When R is the polynomials over K, its completion is the formal power series, in the same indeterminants, with coefficients in K.

Graded Module

This has nothing to do with the graded modules of homology theory. The adjective "graded" is overloaded, and as usual, you must disambiguate by context.

A graded R module M is based on a graded ring R, as described above. Write M as the direct sum over Md. Once again, each Md is closed under addition. Furthermore, the degree of cx is the degree of c (in R) plus the degree of x (in M), or cx = 0.

Let Hn be the submodule that is the direct sum of Md, as d runs from n to infinity. Build a metric on M, just as we did on R. This turns M into a metric space. The completion of M becomes formal power series in w, with coefficients in Md. These series are not multiplied together, but they can be multiplied by a polynomial that represents an element of R. When a coefficient in Rd is multiplied by a coefficient in Md, invoke the action of R on M. In other words, the action is determined by the action of each homogeneous element of R on each homogeneous element of M.

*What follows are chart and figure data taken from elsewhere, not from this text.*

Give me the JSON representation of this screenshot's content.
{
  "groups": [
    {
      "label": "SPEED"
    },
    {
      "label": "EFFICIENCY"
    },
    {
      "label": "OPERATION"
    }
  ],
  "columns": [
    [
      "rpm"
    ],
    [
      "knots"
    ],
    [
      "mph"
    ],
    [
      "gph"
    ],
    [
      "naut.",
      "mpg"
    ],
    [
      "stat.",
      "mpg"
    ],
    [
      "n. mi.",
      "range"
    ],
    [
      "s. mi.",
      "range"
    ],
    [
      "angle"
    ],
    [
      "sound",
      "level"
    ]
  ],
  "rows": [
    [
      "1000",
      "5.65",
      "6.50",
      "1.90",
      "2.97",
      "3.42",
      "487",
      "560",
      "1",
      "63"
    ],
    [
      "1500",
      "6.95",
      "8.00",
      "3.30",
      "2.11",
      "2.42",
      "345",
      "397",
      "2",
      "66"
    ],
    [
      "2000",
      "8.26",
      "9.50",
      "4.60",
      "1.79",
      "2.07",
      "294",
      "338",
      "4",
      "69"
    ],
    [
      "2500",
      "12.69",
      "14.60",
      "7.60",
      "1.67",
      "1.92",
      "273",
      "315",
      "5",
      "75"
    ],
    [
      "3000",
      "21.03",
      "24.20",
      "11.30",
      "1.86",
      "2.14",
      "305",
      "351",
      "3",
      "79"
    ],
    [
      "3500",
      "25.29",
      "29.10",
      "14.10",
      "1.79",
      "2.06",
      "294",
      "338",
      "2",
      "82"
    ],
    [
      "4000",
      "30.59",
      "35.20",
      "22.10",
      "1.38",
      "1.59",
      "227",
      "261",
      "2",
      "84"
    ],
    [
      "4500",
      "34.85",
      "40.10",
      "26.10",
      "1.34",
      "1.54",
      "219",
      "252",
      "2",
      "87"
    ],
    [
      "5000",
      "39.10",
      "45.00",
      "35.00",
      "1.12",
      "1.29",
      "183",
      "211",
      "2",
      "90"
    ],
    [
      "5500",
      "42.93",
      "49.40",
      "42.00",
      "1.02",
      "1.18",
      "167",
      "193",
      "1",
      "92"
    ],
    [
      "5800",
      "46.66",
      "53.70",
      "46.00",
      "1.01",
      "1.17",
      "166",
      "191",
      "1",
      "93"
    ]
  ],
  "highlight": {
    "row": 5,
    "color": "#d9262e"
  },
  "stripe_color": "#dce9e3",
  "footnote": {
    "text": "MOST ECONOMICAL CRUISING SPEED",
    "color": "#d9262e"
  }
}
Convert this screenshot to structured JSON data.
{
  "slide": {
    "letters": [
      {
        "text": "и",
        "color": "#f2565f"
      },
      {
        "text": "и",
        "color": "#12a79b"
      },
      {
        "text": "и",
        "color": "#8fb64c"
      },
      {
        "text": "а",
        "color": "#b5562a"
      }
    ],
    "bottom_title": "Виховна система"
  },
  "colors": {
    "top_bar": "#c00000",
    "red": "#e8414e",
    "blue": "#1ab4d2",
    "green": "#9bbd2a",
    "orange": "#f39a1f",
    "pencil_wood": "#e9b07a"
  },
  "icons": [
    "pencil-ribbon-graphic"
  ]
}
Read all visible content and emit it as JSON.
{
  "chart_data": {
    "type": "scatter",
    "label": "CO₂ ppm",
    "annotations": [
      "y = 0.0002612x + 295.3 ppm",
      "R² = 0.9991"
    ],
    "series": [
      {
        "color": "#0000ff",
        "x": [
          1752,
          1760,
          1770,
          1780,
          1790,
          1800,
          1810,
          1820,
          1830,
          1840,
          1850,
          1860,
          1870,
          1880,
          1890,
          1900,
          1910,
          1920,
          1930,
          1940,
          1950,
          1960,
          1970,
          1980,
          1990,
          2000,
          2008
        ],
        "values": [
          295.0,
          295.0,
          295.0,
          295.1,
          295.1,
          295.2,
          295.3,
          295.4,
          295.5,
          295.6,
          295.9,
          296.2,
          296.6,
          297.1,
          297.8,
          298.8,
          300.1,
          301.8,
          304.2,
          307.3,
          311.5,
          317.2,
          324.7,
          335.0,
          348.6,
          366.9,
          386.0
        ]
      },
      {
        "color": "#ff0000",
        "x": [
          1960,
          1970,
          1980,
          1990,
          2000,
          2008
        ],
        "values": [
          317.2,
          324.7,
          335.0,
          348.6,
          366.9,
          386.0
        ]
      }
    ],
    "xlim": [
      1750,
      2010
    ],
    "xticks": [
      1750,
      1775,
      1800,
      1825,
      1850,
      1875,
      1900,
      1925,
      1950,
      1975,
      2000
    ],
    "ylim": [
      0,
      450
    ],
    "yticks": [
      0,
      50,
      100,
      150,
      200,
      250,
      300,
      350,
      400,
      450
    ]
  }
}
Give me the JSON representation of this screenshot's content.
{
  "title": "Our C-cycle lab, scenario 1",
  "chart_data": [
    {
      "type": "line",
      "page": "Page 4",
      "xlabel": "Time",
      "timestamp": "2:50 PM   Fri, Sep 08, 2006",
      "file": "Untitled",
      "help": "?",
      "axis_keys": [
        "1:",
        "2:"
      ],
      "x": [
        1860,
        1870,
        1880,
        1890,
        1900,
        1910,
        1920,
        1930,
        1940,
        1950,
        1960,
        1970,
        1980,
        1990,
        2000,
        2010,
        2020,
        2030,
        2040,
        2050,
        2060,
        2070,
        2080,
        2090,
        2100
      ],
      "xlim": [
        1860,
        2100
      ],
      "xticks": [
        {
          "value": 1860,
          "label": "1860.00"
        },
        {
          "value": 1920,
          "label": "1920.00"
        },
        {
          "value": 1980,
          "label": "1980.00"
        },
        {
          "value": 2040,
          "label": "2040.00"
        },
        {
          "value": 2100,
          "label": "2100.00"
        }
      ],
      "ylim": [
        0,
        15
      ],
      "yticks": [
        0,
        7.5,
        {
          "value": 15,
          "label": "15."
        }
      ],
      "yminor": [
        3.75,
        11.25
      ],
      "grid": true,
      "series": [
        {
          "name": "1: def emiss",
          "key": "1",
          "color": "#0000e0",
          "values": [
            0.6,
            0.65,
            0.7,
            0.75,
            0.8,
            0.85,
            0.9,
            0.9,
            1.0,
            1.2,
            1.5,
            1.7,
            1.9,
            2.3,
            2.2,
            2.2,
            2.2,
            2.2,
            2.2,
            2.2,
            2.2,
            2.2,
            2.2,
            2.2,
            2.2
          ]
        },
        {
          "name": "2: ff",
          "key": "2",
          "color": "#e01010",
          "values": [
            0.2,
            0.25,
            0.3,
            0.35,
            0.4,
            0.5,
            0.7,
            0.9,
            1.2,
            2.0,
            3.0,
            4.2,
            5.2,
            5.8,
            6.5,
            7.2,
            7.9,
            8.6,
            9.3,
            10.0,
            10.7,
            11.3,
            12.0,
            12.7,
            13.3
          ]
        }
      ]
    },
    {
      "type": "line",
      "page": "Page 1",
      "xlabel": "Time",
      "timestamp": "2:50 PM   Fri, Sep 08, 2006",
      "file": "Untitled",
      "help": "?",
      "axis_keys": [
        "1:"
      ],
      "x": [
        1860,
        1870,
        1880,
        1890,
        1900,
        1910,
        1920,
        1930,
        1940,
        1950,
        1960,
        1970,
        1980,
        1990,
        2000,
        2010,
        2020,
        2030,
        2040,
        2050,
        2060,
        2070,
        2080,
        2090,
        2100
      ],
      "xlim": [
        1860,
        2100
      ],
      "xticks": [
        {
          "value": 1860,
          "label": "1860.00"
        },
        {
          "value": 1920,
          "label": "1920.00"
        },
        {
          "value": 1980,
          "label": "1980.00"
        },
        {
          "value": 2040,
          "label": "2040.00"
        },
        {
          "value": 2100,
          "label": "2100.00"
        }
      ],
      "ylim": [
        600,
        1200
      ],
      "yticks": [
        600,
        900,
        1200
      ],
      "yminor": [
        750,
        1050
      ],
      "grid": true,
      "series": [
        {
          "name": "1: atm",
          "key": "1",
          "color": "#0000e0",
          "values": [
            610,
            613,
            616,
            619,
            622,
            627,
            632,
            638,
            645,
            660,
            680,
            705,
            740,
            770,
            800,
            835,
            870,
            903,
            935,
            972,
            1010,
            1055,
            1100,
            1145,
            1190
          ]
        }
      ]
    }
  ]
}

A graded ring R is a graded R module; simply let R act on itself.

A homomorphism between graded modules takes homogeneous elements of degree d (outside the kernel) to homogeneous elements of degree d+d0, for some offset d0, specific to the homomorphism. Thus the graded R modules form a subcategory of R modules.

Trivial / Artinian

Any ring could be graded, simply by dumping the entire ring into R0. This satisfies the definition, but we don't usually consider this a graded ring. We need some homogeneous c in R with degree > 0. Similarly, a graded module has some x with degree > 0.

The descending chain of ideals in R, or submodules in M, cannot stabilize at anything other than 0. A nonzero x in every Hn is the sum of homogeneous parts, and at some point, the lowest homogeneous component drops away, and x disappears, leading to a smaller ideal. Thus R, or M, is artinian iff its nth ideal or module becomes 0.

Integral Domain

The graded ring R has zero divisors iff it has homogeneous zero divisors. If xy = 0, the highest degree term of x times the highest degree term of y has to equal 0.

If R is an integral domain, let x have nonzero degree. The powers of x are nonzero, the chain of descending ideals cannot stabilize at 0, and R is not artinian.

The product of homogeneous elements is homogeneous by definition. The converse holds in an integral domain. If xy is homogeneous, look at the lowest and highest degree terms of x times y, and conclude x and y are homogeneous.